In einem Gastkommentar für die "junge Welt" steht doch tatsächlich:  "Weil die junge Welt damit wirbt, dass sie für Frieden und gegen Nazis ist, könne man ihre Werbespots nicht senden, teilten ihr verschiedene öffentliche Sender mit."
Ist das noch heuchlerisch oder schon Desinformation in SED- und KGB-Manier? Ich zitiere dann mal Paul Spiegel:  "Hinter dem Ruf nach Frieden verschanzen sich die Mörder."

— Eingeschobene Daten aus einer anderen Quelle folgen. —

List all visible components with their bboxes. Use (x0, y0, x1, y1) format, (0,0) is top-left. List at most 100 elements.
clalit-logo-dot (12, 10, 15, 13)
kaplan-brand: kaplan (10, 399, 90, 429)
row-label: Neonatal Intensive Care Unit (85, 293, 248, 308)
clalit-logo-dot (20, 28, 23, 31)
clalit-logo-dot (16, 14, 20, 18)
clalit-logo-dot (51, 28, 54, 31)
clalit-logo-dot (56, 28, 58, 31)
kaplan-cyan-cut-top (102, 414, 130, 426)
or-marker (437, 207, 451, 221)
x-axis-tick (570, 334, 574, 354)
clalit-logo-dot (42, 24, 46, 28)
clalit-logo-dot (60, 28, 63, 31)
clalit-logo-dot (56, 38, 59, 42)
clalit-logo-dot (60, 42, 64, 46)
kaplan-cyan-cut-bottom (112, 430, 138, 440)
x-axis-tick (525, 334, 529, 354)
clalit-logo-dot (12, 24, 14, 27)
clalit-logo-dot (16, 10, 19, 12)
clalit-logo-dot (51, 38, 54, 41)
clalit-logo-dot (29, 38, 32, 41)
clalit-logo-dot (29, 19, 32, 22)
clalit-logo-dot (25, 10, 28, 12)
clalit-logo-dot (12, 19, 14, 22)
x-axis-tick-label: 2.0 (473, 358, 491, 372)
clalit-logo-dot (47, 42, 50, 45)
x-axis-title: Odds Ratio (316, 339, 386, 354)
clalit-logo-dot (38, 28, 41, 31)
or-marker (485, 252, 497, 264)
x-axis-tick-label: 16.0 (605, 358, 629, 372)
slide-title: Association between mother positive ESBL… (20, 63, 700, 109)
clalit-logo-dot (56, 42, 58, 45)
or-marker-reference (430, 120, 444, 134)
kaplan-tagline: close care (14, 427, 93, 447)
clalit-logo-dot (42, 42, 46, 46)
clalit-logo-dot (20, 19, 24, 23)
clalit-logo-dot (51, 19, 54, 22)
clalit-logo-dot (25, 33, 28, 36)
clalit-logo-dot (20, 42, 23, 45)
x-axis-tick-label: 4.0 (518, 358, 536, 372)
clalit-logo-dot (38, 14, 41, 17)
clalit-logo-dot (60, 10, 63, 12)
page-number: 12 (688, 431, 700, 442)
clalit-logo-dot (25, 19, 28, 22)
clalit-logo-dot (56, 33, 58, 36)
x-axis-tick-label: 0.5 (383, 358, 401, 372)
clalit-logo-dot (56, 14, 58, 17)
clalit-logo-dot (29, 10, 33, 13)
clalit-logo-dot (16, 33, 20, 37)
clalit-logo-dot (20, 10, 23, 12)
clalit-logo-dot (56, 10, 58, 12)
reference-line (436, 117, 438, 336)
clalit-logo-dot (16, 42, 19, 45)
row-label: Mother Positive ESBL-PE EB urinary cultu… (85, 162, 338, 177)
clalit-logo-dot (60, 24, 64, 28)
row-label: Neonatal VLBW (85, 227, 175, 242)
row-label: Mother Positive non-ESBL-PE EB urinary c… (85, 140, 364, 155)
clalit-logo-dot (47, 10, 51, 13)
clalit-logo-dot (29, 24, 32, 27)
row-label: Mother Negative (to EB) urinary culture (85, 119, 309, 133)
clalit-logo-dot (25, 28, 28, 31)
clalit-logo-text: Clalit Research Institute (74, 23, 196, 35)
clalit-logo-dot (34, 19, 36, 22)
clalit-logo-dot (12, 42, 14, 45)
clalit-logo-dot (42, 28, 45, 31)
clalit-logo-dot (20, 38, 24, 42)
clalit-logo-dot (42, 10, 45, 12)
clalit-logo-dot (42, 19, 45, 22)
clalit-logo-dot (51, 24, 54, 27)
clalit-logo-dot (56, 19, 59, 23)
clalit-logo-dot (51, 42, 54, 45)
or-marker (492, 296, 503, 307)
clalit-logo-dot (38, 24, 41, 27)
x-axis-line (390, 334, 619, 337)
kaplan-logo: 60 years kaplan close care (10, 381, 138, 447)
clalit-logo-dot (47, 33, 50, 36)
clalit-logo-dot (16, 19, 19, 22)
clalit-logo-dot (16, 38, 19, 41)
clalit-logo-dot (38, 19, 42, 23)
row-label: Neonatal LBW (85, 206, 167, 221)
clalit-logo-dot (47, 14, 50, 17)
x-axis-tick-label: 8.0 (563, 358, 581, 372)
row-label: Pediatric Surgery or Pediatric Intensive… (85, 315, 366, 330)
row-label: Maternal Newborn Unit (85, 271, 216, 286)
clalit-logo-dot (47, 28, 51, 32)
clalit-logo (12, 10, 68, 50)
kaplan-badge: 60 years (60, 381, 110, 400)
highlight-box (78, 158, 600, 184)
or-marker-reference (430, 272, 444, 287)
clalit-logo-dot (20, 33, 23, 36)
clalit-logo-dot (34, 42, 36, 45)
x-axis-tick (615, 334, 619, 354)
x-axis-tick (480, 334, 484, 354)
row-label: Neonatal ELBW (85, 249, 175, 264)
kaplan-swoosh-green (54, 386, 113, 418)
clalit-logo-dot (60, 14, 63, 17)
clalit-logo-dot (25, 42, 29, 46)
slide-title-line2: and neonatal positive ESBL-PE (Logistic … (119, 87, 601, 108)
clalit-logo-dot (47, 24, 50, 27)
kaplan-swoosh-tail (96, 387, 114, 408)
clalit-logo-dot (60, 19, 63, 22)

RT Deutsch:  "wegen Friedenslied..."
 
 
Der Verfassungsschutz begründet seine Beobachtung dieses auch bei Querfrontlern beliebte Medium unter anderem wie folgt:  "Der Verfassungsschutz vertritt weiterhin die Ansicht, dass einzelne Mitglieder der Redaktion und ein großer Teil der Autoren dem „linksextremistischen Spektrum“ zuzuordnen seien. Wiederholt sei festzustellen, dass in Beiträgen der jW (etwa über Kurdistan oder Irak) Gewalt als Mittel im Kampf gegen Kapitalismus und Imperialismus anerkannt werde. Über ausländische Guerilla- und Terrororganisationen wie die linksgerichtete kolumbianische FARC-EP, die baskische ETA und insbesondere palästinensische Gruppen, werde wohlwollend und unkritisch berichtet. Sie würden zu „Befreiungsbewegungen“ umgedeutet. Sozialistische Staaten, insbesondere Kuba, würden verherrlicht."
"Max Brym warf der jungen Welt in einem Beitrag für haGalil Antisemitismus und Antiamerikanismus vor."    (Wikipedia)
 
 
Ken Jebsen (Allianzpartner der NachDenkSeiten) gibt der "junge Welt"-Reporterin Susan Bonath regelmässig eine Plattform auf KenFM für deren Artikel.

1 Kommentar:

  1. "Anke Fiedler und Michael Meyen zeigen im Zusammenhang mit dem Antizionismus antisemitische Positionen in der Historie der jungen Welt auf. Sie heben die Gleichsetzung Israels mit den Nazis und dem Hitlerfaschismus durch die junge Welt hervor.[36] Laut Timo Stein knüpft das Blatt heute nahezu nahtlos an die antizionistisch-antiimperialistische Rhetorik der DDR an und überschreitet die Grenze zum Antisemitismus."
    https://de.wikipedia.org/wiki/Junge_Welt#Vorwurf_des_Antisemitismus

    Das versteht die "junge Welt" also unter Frieden...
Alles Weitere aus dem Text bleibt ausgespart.